[robzy]

Hey guys,

I have a couple of questions about the following circuit:

(Assuming a transconductance of 1)

My questions are:

1) What would the current be before the first mosfet, in the middle of the two mosfets, and after the second mosfet?

2) What would the voltag be in between the two mosfets?

I think i am missing some theory that would help explain the characteristics of this circuit.

Thanks a lot,
Rob.

 

[amb]

Quote:

Originally Posted by robzy 1) What would the current be before the first mosfet, in the middle of the two mosfets, and after the second mosfet?

By "before", "middle" and "after" I assume you mean the drain of the top mosfet, the connection point between the source of the top mosfet and the drain of the bottom mosfet, and the source of the bottom mosfet, respectively.

Since the two mosfets are connected in series (they are cascoded), the current through all three points are identical.

Quote:

2) What would the voltag be in between the two mosfets?

10V - Vgs

By the way, since the bottom mosfet has a gate voltage of 5V, and most mosfets' Vgs(on) threshold is less than that, it's likely you've driven it close to, or into saturation (where the transfer curve flattens out and the current no longer increases even with more Vgs bias voltage).

 

[robzy]

Quote:

Originally Posted by amb Since the two mosfets are connected in series (they are cascoded), the current through all three points are identical.

And what current would that be? As i see it they are two seperate CCSs that are trying to draw different currents, how would the "battle" play out?

Also, is Vds always the same as Vgs?

Also, sorry, but i have one last question. According to most datasheets MOSFETs are nonlinear (transconductance-wise) for the currents that headphone amps operate that. Wouldnt that make them "not ideal"?

Rob.

 

[robzy]

[edit]: Double post, sorry.

 

[tangent]

Quote:

Originally Posted by robzy And what current would that be? As i see it they are two seperate CCSs that are trying to draw different currents, how would the "battle" play out?

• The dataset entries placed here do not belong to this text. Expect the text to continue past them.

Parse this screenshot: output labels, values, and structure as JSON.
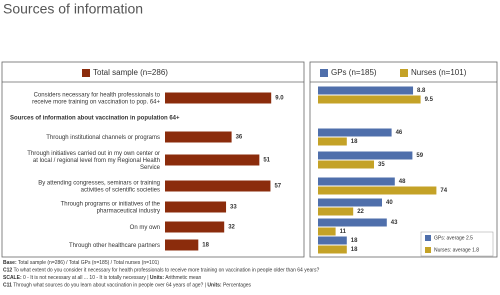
{
  "title": "Sources of information",
  "chart_data": [
    {
      "type": "bar",
      "orientation": "horizontal",
      "categories": [
        "Considers necessary for health professionals to receive more training on vaccination to pop. 64+"
      ],
      "series": [
        {
          "name": "Total sample (n=286)",
          "color": "#8b2c0c",
          "values": [
            9.0
          ],
          "value_labels": [
            "9.0"
          ]
        }
      ]
    },
    {
      "type": "bar",
      "orientation": "horizontal",
      "subtitle": "Sources of information about vaccination in population 64+",
      "categories": [
        "Through institutional channels or programs",
        "Through initiatives carried out in my own center or at local / regional level from my Regional Health Service",
        "By attending congresses, seminars or training activities of scientific societies",
        "Through programs or initiatives of the pharmaceutical industry",
        "On my own",
        "Through other healthcare partners"
      ],
      "series": [
        {
          "color": "#8b2c0c",
          "values": [
            36,
            51,
            57,
            33,
            32,
            18
          ]
        }
      ]
    },
    {
      "type": "bar",
      "orientation": "horizontal",
      "series": [
        {
          "name": "GPs (n=185)",
          "color": "#4f6fab",
          "values": [
            8.8
          ]
        },
        {
          "name": "Nurses (n=101)",
          "color": "#c4a227",
          "values": [
            9.5
          ]
        }
      ]
    },
    {
      "type": "bar",
      "orientation": "horizontal",
      "series": [
        {
          "name": "GPs: average 2.5",
          "color": "#4f6fab",
          "values": [
            46,
            59,
            48,
            40,
            43,
            18
          ]
        },
        {
          "name": "Nurses: average 1.8",
          "color": "#c4a227",
          "values": [
            18,
            35,
            74,
            22,
            11,
            18
          ]
        }
      ]
    }
  ],
  "footnotes": [
    [
      {
        "text": "Base:",
        "bold": true
      },
      {
        "text": " Total sample (n=286) / Total GPs (n=185) / Total nurses (n=101)",
        "bold": false
      }
    ],
    [
      {
        "text": "C12",
        "bold": true
      },
      {
        "text": " To what extent do you consider it necessary for health professionals to receive more training on vaccination in people older than 64 years?",
        "bold": false
      }
    ],
    [
      {
        "text": "SCALE:",
        "bold": true
      },
      {
        "text": " 0 - It is not necessary at all ... 10 - It is totally necessary | ",
        "bold": false
      },
      {
        "text": "Units:",
        "bold": true
      },
      {
        "text": " Arithmetic mean",
        "bold": false
      }
    ],
    [
      {
        "text": "C11",
        "bold": true
      },
      {
        "text": " Through what sources do you learn about vaccination in people over 64 years of age? | ",
        "bold": false
      },
      {
        "text": "Units:",
        "bold": true
      },
      {
        "text": " Percentages",
        "bold": false
      }
    ]
  ]
}
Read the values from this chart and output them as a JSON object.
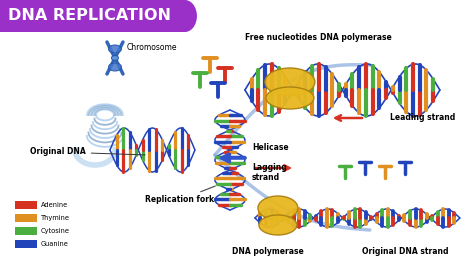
{
  "title": "DNA REPLICATION",
  "title_bg_color": "#9B30C8",
  "title_text_color": "#FFFFFF",
  "bg_color": "#FFFFFF",
  "RED": "#D63020",
  "ORG": "#E09020",
  "GRN": "#4BAF3F",
  "BLU": "#2244BB",
  "LBLU": "#88AADD",
  "GOLD": "#E8B820",
  "legend": [
    {
      "label": "Adenine",
      "color": "#D63020"
    },
    {
      "label": "Thymine",
      "color": "#E09020"
    },
    {
      "label": "Cytosine",
      "color": "#4BAF3F"
    },
    {
      "label": "Guanine",
      "color": "#2244BB"
    }
  ]
}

I'm not sure why you're mentally modeling this as a CCS situation. It should settle on some constant value, but any variation at the gates will change everything. I'd be happier if I saw something at the gates that itself was constant, and not just an assertion that "this is always X volts".

Anyway...

This seems like a problem for SPICE. I'm probably just ignorant, but it seems to me that you'd need calculus to figure this out by hand. You have two interdependent nonlinear equations. Ick.

Quote:

Also, is Vds always the same as Vgs?

They should be equal only by chance. There's no force trying to keep them equal.

Quote:

MOSFETs are nonlinear (transconductance-wise) for the currents that headphone amps operate that. Wouldnt that make them "not ideal"?

Of course. This is why amp designers fuss so much about biasing. They're trying to pushing the transistor into the most linear section of its operating curve. (Unless they're trying to add creative amounts of distortion, that is.)

 

[amb]

Quote:

Originally Posted by robzy According to most datasheets MOSFETs are nonlinear (transconductance-wise) for the currents that headphone amps operate that. Wouldnt that make them "not ideal"?

All devices are non-linear, be it MOSFET, JFET, BJT, triode, pentode..., whatever. They are each non-linear in different ways (just look at the transfer curves of each). If you use a single device as a simple amplifier with no negative feedback, you would get lots of distortion. However, the use of negative feedback and other techniques such as cascoding, and carefully designing the bias points, you can remove much of the non-linearity and get very low distortion with any device type. There are other issues to consider besides linearity when picking devices, and there is a lot of religion surrounding them. Pick your own poison...

 

[Rescue Toaster]

Quote:

Originally Posted by robzy Hey guys, I have a couple of questions about the following circuit: Thanks a lot, Rob.

You need some feedback on the bottom mosfet for it to become a CCS. Easiest is to put a resistor on the source. Without some feedback that bottom mosfet will act like an opamp without feedback- a comparator or switch - on/off.

Here's Gary Pimm's battery-biased cascode mosfet CCS:
http://home.pacifier.com/~gpimm/Battery_biased_ccs.htm

This makes it clearer what vds is for the bottom mosfet. It's equal to B2 - the vgs of the cascode (upper) mosfet at the operating current.

vgs for q1 + the voltage across R1 & it's trimmer always adds up to B1. If the current goes down then voltage across the resistor drops, vgs increases and current goes back up.

All the CCS action is determined by Q1 and the equation B1 = vgs(q1) + Vr1. Q2's source voltage should be Vr1 + B2 - Vgs(q2). All of those are pretty constant, so we know vds for Q1 is very close to constant as well.